Every time I teach an Astronomy course somebody asks “What was there before the Big Bang?” The answer is that the question is like a koan; what was there before there was a “there”? The answer to this point has been to shrug. But apparently, looking at the Cosmic Microwave Background (CMB) that is seen as a mostly isotropic artifact of decoupling during the early Universe, some astronomers have found that it’s not quite as isotropic as people thought.
“[…]Penrose and Gurzadyan have now discovered concentric circles within the CMB in which the temperature variation is much lower than expected, implying that CMB anisotropies are not completely random. The scientists think that these circles stem from the results of collisions between supermassive black holes that released huge, mostly isotropic bursts of energy. The bursts have much more energy than the normal local variations in temperature. The strange part is that the scientists calculated that some of the larger of these nearly isotropic circles must have occurred before the time of the Big Bang.
The discovery doesn’t suggest that there wasn’t a Big Bang – rather, it supports the idea that there could have been many of them. The scientists explain that the CMB circles support the possibility that we live in a cyclic universe, in which the end of one ‘aeon’ or universe triggers another Big Bang that starts another aeon, and the process repeats indefinitely. The black hole encounters that caused the circles likely occurred within the later stages of the aeon right before ours, according to the scientists.
In the past, Penrose has investigated cyclic cosmology models because he has noticed another shortcoming of the much more widely accepted inflationary theory: it cannot explain why there was such low entropy at the beginning of the universe. The low entropy state (or high degree of order) was essential for making complex matter possible. The cyclic cosmology idea is that, when a universe expands to its full extent, black holes will evaporate and all the information they contain will somehow vanish, removing entropy from the universe. At this point, a new aeon with a low entropy state will begin.”
More here.
Well. That’s really quite something. I think I’d finally gotten my mind wrapped around the idea that there was an absolute beginning to time and space. It appears that the answer to my student’s questions is more subtle than a shrug. There’s something that was before there was a was. I guess by strict application of the Copernican Principle it must have been much like what now is. But now the question is not what was there before the Universe. Now it’s what was there before the Multiverse.
I think I’m going to tag this particular article as being both “science” and “religion”.

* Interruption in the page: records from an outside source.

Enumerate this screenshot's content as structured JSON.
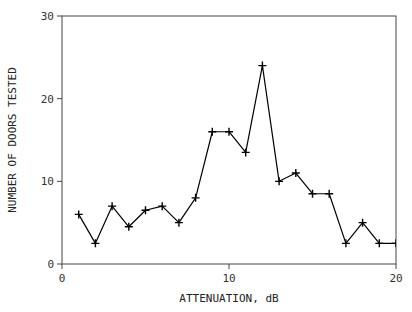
{
  "chart_data": {
    "type": "line",
    "x": [
      1,
      2,
      3,
      4,
      5,
      6,
      7,
      8,
      9,
      10,
      11,
      12,
      13,
      14,
      15,
      16,
      17,
      18,
      19,
      20
    ],
    "values": [
      6,
      2.5,
      7,
      4.5,
      6.5,
      7,
      5,
      8,
      16,
      16,
      13.5,
      24,
      10,
      11,
      8.5,
      8.5,
      2.5,
      5,
      2.5,
      2.5
    ],
    "xlabel": "ATTENUATION, dB",
    "ylabel": "NUMBER OF DOORS TESTED",
    "xlim": [
      0,
      20
    ],
    "ylim": [
      0,
      30
    ],
    "xticks": [
      0,
      10,
      20
    ],
    "yticks": [
      0,
      10,
      20,
      30
    ],
    "color": "#000000",
    "marker": "plus",
    "grid": false
  }
}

I think the “double tag” is indeed necessary.
This is a fascinating article, and I thank you for drawing my attention to it. It’s not the first time we have discussed the possibility of a universe before the universe. It came up about a year and a half ago at dinner one Wednesday evening, in response to an article that suggested our universe bubbled off another, preexisting universe.
My difficulty with this article lies in a different direction. Every since I read Stephen Hawking’s new book, I find I have have lost a lot of respect for scientists–at least, scientists as represented by Hawking.
He had about the same effect on me as Dawkins.
There is just a dishonestly about the whole field, with a few exceptions. The reality is, we know “shit” when you get right down to it, in terms of how this whole shebang got here or even what the shebang actually encompasses. Yet these people are so certain that there’s nothing outside their materialistic viewpoint.
Hawking tries to say in his book that we don’t even have to address the “before” question because, well, there wasn’t a before. You’d have to read the whole thing to get what he’s saying, but no matter how sophisticated his words, it’s bullshit.
So, you Nicholas, I respect as a scientist. And others. But so many, especially the biologists who can’t logically answer any of the real objections of the “design” people (who are also up their tree), and who are living in a paradigm a hundred years ago, just aren’t being honest.
The fact is that what we believe today about the origin of the universe may be as far off as the paradigm that prevailed before Copernicus and Galileo. And we all know this. But the one thing we can’t admit: there could be an underlying reality, God (not a being, but the essence of being), in which all is sourced.